Multioutput classification

What if you want to classify a particular SO question according to two different criteria simultaneously, for instance language and application? In this case you intend to do multioutput classification. For the sake of simplicity I will consider only three application classes, namely 'Computer Vision', 'Speech Processing' and 'Other application'. The label array of your dataset should be 2-dimensional:

y2 = np.asarray([['Java', 'Computer Vision'],
                 ['C++', 'Speech Recognition'],
                 ['Other language', 'Computer Vision'],
                 ['Python', 'Other Application'],
                 ['C++', 'Speech Recognition'],
                 ['Python', 'Computer Vision']])

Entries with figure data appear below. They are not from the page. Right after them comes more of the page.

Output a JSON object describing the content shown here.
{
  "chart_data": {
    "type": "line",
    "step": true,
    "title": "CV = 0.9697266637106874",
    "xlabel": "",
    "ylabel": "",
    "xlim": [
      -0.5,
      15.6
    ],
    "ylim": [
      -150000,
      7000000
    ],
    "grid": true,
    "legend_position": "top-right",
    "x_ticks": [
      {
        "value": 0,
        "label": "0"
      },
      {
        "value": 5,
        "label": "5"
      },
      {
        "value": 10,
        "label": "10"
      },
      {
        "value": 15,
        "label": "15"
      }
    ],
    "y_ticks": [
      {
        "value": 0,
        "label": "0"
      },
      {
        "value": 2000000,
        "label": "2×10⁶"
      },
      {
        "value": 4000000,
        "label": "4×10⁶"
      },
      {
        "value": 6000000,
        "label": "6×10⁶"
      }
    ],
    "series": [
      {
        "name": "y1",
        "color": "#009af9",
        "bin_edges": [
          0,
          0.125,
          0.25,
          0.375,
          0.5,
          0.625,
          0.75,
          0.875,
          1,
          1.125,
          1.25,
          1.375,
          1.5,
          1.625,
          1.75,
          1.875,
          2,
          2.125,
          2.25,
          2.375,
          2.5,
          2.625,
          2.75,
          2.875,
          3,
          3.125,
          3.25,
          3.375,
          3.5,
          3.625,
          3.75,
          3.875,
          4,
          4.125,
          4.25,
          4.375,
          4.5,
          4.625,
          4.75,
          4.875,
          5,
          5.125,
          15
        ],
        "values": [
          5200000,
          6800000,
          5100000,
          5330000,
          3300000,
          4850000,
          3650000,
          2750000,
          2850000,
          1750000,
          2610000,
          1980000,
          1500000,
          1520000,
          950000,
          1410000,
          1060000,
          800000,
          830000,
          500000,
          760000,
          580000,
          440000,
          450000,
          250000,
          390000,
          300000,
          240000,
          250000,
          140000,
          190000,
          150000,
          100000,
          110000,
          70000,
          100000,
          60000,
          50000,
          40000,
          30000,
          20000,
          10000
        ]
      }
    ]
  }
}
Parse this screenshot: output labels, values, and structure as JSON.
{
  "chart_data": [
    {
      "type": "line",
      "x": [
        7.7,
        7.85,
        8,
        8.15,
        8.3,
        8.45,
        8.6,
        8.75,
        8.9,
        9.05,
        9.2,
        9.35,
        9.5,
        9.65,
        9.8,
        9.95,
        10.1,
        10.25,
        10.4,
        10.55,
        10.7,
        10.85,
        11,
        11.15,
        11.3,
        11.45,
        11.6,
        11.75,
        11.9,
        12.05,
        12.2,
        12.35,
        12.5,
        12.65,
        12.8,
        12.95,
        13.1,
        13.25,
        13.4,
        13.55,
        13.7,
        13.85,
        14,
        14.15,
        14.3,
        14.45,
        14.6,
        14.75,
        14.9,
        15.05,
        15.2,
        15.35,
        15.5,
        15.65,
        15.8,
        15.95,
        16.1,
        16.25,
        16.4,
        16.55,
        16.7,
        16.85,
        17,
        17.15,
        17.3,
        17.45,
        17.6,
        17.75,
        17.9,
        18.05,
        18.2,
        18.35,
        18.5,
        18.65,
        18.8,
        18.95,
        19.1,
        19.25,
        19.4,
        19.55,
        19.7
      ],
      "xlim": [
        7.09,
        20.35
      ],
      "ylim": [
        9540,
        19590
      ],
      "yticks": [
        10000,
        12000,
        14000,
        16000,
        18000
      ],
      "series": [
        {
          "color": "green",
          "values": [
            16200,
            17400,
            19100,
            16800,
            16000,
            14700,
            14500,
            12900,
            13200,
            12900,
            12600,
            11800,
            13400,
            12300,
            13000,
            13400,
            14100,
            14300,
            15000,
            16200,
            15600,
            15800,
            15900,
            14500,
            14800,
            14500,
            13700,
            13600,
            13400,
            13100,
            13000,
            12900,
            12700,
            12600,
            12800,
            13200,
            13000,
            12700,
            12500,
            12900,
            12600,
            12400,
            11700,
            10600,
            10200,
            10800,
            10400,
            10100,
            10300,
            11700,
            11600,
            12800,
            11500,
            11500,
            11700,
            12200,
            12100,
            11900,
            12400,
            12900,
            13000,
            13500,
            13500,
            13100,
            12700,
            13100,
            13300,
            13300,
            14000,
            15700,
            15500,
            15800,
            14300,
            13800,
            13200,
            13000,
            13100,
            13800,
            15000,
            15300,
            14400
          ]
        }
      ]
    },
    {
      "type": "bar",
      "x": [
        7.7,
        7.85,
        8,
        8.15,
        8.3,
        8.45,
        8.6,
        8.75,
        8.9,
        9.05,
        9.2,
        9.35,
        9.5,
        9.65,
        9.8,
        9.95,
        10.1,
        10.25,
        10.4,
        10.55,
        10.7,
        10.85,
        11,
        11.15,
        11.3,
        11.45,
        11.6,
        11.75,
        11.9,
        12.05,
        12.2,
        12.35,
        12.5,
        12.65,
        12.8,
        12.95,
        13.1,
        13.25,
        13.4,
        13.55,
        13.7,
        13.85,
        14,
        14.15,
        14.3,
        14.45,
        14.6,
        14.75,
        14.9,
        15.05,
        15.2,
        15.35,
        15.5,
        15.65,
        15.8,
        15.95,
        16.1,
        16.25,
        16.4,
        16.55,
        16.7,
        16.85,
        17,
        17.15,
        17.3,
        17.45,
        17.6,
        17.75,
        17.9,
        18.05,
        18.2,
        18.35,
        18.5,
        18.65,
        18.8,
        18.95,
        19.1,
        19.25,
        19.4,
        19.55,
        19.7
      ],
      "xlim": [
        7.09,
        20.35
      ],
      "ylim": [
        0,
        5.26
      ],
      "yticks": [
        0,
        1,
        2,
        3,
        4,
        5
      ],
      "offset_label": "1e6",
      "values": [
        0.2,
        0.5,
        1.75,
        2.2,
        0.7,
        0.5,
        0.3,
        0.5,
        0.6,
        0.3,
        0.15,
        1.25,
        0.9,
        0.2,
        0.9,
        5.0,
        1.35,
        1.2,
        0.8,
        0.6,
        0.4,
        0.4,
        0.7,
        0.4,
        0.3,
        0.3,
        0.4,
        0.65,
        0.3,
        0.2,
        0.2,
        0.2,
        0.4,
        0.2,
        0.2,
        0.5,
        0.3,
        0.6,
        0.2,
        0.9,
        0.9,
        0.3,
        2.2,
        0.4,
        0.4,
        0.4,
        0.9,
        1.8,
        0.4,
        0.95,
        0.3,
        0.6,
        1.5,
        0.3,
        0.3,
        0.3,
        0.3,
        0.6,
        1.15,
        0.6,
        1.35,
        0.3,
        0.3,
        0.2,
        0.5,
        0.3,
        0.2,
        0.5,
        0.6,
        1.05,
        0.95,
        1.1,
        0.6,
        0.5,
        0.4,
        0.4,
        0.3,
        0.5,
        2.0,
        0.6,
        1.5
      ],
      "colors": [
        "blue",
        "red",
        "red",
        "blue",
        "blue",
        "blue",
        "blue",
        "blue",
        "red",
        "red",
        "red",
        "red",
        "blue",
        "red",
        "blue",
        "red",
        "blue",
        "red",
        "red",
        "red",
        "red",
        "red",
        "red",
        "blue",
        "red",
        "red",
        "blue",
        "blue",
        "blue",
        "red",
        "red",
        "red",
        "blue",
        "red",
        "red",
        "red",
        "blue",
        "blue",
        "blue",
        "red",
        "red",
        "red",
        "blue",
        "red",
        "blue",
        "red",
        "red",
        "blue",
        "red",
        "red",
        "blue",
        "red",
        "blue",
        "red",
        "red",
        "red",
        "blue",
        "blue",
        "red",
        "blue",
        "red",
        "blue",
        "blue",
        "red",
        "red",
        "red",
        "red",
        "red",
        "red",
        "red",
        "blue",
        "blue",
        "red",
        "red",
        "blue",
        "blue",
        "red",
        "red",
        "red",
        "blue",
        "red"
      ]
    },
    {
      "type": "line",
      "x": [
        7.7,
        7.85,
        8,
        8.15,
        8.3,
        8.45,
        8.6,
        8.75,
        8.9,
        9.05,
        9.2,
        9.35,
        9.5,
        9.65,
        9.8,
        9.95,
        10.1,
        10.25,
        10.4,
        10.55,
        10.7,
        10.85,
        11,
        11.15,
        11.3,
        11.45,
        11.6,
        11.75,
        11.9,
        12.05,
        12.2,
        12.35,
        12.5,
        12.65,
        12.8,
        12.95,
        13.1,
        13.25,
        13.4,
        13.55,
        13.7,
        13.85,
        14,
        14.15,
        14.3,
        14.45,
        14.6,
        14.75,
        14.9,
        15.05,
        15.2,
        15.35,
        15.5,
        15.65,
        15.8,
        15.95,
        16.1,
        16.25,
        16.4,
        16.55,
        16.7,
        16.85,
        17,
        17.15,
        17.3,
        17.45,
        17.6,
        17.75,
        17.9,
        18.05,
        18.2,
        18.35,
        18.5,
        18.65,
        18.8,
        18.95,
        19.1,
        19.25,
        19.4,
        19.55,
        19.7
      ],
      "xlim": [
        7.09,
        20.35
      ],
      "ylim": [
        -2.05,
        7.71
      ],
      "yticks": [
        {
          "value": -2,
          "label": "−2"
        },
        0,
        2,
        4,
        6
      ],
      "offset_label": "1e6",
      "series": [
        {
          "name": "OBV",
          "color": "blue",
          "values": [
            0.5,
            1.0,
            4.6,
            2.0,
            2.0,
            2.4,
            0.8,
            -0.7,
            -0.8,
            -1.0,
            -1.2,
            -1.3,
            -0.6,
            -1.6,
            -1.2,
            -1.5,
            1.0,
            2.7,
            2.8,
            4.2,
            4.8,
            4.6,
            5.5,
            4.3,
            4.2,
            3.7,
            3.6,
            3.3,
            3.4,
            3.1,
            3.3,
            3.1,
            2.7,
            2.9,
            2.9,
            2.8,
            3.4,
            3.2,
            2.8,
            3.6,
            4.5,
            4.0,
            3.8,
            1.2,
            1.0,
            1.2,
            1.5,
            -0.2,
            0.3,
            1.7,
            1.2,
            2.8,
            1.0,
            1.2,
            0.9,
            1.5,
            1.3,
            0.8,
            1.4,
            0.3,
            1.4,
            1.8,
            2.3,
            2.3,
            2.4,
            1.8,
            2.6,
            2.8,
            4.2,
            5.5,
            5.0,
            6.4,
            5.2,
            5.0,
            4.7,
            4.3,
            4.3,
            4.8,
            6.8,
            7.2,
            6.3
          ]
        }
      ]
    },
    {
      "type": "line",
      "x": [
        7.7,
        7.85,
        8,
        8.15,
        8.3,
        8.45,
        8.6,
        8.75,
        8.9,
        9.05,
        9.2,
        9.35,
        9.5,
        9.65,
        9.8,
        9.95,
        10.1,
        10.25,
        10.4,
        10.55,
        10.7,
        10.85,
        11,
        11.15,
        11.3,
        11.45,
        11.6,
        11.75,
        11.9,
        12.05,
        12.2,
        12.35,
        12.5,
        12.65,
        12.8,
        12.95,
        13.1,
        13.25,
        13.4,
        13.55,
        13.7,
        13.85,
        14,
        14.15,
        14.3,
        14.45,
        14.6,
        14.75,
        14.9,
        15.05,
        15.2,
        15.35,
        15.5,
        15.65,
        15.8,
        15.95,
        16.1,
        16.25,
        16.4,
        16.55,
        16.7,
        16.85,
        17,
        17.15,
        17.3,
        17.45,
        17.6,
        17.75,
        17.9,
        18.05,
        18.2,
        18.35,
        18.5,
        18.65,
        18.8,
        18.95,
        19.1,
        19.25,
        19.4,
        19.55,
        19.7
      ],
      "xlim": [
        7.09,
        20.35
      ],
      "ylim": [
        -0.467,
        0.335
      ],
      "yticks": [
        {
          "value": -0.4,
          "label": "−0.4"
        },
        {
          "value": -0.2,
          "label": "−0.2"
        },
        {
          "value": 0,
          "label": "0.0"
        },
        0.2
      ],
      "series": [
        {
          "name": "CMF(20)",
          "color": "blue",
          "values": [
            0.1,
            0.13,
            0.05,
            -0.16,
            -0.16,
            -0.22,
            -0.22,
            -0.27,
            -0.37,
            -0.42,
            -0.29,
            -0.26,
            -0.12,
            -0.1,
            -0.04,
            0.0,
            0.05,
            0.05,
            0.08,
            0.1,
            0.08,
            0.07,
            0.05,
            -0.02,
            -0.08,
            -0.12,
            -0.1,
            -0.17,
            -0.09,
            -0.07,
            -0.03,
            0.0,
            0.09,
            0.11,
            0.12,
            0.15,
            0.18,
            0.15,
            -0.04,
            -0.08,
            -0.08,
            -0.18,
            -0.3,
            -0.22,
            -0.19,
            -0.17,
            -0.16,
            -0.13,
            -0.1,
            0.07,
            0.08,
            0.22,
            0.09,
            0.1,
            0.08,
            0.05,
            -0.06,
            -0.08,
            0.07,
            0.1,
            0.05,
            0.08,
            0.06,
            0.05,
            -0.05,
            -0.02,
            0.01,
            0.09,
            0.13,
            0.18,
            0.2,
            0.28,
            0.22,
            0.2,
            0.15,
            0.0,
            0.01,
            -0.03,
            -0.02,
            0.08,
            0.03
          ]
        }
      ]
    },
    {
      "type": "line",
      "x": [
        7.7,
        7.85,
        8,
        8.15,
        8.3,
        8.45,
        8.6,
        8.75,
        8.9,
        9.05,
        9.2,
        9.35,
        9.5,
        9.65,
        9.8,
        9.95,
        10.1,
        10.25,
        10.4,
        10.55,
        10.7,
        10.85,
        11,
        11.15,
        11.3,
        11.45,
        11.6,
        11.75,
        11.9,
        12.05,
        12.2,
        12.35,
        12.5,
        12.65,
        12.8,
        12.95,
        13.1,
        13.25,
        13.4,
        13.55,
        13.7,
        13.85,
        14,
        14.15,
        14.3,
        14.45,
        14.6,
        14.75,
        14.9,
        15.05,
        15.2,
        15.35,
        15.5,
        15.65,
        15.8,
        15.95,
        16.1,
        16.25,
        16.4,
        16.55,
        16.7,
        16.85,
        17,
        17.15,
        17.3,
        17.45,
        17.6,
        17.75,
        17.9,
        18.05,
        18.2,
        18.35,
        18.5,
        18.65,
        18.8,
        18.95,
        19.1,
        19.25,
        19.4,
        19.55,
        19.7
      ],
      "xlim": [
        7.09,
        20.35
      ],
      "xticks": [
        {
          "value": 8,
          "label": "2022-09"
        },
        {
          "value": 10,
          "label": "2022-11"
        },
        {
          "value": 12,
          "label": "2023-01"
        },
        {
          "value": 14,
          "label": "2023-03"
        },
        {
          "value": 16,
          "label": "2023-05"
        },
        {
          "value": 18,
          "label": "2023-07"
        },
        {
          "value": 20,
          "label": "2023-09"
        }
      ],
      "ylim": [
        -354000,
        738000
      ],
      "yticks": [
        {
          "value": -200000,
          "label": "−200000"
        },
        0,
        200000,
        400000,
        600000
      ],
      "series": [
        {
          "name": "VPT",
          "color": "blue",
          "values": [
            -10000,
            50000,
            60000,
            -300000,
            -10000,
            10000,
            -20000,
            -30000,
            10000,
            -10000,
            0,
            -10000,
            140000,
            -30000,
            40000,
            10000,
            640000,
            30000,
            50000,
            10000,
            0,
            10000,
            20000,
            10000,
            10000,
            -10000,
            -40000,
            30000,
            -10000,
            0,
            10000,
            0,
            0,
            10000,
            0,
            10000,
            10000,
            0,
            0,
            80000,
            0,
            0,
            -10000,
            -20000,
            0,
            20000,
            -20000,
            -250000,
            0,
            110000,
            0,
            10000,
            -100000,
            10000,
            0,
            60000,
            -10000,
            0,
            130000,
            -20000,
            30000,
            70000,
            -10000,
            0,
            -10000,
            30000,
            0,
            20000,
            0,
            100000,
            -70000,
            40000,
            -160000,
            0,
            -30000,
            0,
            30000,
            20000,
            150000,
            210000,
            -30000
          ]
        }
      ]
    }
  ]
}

Again, we need to transform text class labels into numeric labels. As far as I know this functionality is not implemented in scikit-learn yet, so you will need to write your own code. This thread describes some clever ways to do that, but for the purposes of this post the following one-liner should suffice:

y_multi = np.vstack((le.fit_transform(y2[:, i]) for i in range(y2.shape[1]))).T

The encoded labels look like this:

In [229]: y_multi
Out[229]: 
array([[1, 0],
       [0, 2],
       [2, 0],
       [3, 1],
       [0, 2],
       [3, 0]], dtype=int64)

And the meaning of the values in each column can be inferred from the following arrays:

In [230]: le.fit(y2[:, 0]).classes_
Out[230]: 
array(['C++', 'Java', 'Other language', 'Python'], 
      dtype='|S18')

In [231]: le.fit(y2[:, 1]).classes_
Out[231]: 
array(['Computer Vision', 'Other Application', 'Speech Recognition'], 
      dtype='|S18')
2
votes

This is an extension to @tonechas answer. Read that answer before reading this. OVR supports Multilabel only when each label is a binary label/ class (also called binary multi-label) i.e., either the sample belongs to that label or doesn't. It will not work when the target is multioutput (also called multi-class multi-label) i.e. when each sample can belong to any one class within a label. For the later case, you need to use sklearn Multioutput classifier.

In otherwords, sklearn OVR does not work when your target variable looks like this,

y_true = np.arr([[2, 1, 0],
                 [0, 2, 1],
                 [1, 2, 4]])

where label1 has 4 classes [0, 1, 2, 3]; label2 has 3 classes [0, 1, 2]; label3 has 5 classes [0, 1, 2 , 3, 4]. Ex: The first sample belongs to class 2 in the label1, class 1 in label2, class 0 in label3. Think of it as the labels NOT being mutually exclusive while the classes within each label being mutually exclusive.

Sklearn OVR will work when,

y_true = np.arr([[0, 1, 1],
                 [0, 0, 1],
                 [1, 1, 0]])

where label1 labe2, label3 have only 2 classes each. So, a sample either belongs to that label or doesn't. Ex: The first sample belongs to label1 and label2.

I am sorry I couldn't find a real-world example for this kind of a usecase.